There is usually no way to force one party to accept a change suggested by the other.
So, in terms of any negotiation, we think:
· Getting a report from someone experienced in the market value of caretaking remuneration (commonly known as a ‘time and motion’ report) removes a lot of subjectivity from the conversation. Who pays for that report depends on the context of the negotiation;
· If the remuneration is to be changed it makes sense to also update the caretaking duties so they are accurate and reflect a detailed description of what needs to be done and how often. This is particularly the case if the caretaking duties are the older, more generic style.
· It is difficult for a resident manager to get approval to increase caretaking remuneration without the support of the committee. A mutually agreed proposal has a far greater chance of being approved.
· Inevitably there might be other changes to the management rights agreements that form part of this negotiation too.
A market remuneration review comes by virtue of the provisions of the caretaking agreement. There is no standard clause for these types of review but commonly they would include detail about:
· who can initiate a review and in what time period;
· how the remuneration is to be calculated in the absence of agreement between the parties –usually by the appointment of an expert by an independent third party, such as the President of an industry body;
· who pays the costs of that expert;
· the process for that review.
There is no short cut here but to read the provisions of the agreement and follow what needs to be done.
Anecdotally, we would suggest that about 15% to 20% of caretaking agreements include a clause of this nature. They are not common.
Statutory reviews under the Body Corporate and Community Management Act 1997
If we were to summarise these provisions, it would be to say that they are a market review of caretaking remuneration for management rights agreements entered into off-the-plan within the last two to three years.
Either party can commence a review to assess whether the terms of the agreement are ‘fair and reasonable’ and, if not, how the reviewable terms should be changed to achieve that.
There are some very strict timing hoops to jump through to enable these statutory provisions. The agreements need to have been entered into during the original owner control period, which is where the developer controls the voting of the body corporate, either through:
(a) ownership of lots in the scheme; or
(b) retaining voting control including by way of powers of attorney or other means granted as part of the sale process to the current lot owners.
The review needs to have been commenced within the review period, which is the later of the following periods to end:
(a) 3 years after the start of the term of the service contract; or
(b) 1 year after the AGM next held after the original owner control period ends.
These statutory review provisions lapse if the process to commence a review is not followed or the review period passes.
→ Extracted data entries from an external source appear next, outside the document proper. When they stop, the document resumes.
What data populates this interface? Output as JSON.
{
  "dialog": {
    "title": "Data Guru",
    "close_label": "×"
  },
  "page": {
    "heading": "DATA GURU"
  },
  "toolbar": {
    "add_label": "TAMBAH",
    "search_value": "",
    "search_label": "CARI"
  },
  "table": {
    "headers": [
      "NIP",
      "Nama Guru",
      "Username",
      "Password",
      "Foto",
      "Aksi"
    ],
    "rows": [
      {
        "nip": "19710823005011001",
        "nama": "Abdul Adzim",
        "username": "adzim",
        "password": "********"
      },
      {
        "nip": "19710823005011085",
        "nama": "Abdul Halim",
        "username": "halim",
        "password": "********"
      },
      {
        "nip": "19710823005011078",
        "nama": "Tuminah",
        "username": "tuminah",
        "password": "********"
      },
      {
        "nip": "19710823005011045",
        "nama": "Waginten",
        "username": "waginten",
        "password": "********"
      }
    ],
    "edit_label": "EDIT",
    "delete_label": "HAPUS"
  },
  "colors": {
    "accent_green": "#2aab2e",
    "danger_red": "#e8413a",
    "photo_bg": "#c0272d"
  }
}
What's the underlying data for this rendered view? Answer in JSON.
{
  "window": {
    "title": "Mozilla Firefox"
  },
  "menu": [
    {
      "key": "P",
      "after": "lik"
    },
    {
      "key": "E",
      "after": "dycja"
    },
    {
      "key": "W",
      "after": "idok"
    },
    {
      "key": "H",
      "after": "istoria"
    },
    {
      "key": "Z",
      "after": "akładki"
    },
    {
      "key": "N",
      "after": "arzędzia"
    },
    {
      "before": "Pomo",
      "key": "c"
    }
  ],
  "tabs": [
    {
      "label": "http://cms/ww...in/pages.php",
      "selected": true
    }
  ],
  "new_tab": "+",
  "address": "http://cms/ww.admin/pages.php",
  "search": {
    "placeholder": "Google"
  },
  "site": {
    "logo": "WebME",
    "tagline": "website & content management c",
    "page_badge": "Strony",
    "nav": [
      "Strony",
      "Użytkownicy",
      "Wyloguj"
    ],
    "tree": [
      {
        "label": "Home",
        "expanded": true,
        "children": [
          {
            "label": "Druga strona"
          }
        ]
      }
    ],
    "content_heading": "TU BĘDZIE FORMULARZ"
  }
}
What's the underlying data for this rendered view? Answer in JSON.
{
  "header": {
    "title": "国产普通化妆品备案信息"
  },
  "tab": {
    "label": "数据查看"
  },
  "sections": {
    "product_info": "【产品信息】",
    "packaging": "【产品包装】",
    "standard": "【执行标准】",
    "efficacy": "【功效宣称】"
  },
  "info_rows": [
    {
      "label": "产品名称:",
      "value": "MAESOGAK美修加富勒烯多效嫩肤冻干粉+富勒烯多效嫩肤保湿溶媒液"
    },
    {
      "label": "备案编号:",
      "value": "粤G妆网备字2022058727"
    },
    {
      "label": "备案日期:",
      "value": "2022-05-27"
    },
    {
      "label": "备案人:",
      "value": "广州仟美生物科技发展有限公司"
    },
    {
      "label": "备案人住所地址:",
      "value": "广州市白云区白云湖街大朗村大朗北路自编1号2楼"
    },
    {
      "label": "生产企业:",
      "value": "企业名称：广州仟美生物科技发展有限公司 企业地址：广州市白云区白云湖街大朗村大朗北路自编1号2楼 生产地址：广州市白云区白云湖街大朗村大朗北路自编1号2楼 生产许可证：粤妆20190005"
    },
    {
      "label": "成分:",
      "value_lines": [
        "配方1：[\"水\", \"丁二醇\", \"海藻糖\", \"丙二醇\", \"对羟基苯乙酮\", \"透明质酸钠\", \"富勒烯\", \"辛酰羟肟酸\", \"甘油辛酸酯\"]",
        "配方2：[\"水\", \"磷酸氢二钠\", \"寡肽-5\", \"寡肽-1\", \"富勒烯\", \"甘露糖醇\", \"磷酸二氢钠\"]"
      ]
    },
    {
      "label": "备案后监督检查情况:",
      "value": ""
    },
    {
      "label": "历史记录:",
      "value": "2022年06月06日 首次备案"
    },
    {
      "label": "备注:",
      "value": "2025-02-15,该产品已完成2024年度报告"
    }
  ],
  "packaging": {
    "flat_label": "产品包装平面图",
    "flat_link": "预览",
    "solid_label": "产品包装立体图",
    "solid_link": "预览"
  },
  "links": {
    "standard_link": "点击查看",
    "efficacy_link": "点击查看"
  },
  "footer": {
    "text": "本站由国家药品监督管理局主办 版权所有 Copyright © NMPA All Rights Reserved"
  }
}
They also do not apply after a management rights agreement has been assigned to a new manager.
It is safe to say that if the building is four or more years old, it is very unlikely that these statutory review provisions will still be applicable.
Once a review is available, there are further mechanics to the review process – including the preparation of an independent report (back to that same time and motion expert!) and then if agreement cannot be reached, heading off to QCAT for an order about what is ‘fair and reasonable’ in the schemes particular circumstances.
These are the only ways to change the caretaking remuneration.
This article was contributed by Frank Higginson, Hynes Legal.